Adapun Syarat wajib haji bagi perempuan, dalam pembahasan ini para ulama berbeda pendapat kewajiban seorang wanita menunaikan ibadah haji harus didampingi suami atau mahramnya ? Menurut imam Malik dan imam Syafi’i tidak harus. Seorang wanita boleh berhaji dengan teman terpercaya. Sedangakan menurut Abu Hanifah, imam Ahmad , dan beberapa ulama yang lain keberadaan mahram atau izinya merupakan syarat wajib.

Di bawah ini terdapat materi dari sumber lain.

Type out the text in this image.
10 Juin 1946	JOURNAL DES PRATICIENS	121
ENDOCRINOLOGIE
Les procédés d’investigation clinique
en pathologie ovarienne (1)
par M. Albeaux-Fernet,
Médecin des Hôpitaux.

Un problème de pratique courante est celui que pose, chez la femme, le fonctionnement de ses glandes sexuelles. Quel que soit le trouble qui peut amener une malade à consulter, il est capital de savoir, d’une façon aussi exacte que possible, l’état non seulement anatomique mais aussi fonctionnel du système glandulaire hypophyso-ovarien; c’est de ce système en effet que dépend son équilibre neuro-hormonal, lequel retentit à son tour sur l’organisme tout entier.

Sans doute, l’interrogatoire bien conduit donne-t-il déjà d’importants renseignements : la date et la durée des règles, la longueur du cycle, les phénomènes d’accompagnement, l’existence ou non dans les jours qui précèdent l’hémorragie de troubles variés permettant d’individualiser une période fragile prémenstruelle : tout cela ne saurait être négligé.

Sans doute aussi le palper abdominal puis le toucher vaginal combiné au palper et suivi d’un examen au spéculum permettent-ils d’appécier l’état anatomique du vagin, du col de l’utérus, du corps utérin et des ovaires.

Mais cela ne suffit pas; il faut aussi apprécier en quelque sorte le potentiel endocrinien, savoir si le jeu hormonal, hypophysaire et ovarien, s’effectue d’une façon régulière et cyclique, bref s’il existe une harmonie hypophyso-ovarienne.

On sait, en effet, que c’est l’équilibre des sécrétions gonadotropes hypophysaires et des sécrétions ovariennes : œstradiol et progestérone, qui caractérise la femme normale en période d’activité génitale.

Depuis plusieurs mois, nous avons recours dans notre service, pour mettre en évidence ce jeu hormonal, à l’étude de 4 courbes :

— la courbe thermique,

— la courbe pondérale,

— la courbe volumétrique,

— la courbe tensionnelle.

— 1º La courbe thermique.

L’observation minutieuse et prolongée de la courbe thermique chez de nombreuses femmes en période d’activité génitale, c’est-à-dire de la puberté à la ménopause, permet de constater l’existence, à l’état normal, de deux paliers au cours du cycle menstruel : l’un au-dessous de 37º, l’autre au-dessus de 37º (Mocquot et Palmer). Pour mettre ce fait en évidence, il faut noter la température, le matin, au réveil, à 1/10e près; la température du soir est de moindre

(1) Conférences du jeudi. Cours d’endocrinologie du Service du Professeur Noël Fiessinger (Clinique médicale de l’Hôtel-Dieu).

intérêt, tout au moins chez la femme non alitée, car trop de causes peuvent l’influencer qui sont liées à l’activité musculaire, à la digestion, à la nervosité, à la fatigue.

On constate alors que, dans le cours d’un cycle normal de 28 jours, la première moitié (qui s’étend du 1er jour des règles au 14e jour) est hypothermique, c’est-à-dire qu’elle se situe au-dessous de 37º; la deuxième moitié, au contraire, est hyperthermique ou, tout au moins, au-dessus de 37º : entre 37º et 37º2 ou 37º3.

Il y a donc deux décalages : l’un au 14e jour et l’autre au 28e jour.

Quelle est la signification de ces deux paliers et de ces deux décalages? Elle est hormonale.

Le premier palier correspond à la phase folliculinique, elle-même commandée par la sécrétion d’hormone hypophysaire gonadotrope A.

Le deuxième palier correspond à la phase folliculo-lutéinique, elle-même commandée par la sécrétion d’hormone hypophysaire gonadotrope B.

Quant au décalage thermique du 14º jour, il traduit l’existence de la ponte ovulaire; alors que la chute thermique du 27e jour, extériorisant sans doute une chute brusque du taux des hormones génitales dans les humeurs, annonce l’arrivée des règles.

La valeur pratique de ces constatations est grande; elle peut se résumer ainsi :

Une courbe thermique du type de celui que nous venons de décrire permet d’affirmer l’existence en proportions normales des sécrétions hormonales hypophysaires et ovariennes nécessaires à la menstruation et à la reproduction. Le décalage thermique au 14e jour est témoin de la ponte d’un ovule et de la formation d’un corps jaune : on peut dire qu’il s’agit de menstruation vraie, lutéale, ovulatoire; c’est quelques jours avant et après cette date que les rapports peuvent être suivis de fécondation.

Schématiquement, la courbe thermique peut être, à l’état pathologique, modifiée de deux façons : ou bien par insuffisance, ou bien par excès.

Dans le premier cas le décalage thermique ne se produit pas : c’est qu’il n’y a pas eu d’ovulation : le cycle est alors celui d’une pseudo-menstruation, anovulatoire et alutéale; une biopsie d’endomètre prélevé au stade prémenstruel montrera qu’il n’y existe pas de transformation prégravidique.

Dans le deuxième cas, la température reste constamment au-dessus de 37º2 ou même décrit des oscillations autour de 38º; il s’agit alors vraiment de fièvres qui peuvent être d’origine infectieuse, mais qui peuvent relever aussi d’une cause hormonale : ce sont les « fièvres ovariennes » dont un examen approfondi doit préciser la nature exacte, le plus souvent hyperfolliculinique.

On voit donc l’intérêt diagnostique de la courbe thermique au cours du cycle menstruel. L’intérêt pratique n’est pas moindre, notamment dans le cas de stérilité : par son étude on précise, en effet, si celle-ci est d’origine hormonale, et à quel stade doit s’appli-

Silang pendapat beberapa ulama ini karena adanya pertentangan antara perintah haji dan larangan seorang wanita berpergian  selama tiga hari tanpa ditemani mahramnya.
Nabi SAW bersabda :
لاَ يَحِلُّ لإِمْرأَةٍ تُؤمِنُ بِا اللهِ و اليَومِ الآخر أنْ تُسَافِرَ إلاّ معَ ذِى محْرَمٍ
Tidak halal bagi seseorang wanita  yang beriman kepada Allah dan hari akhir untuk berpergian, kecuali bersama mahram.[6]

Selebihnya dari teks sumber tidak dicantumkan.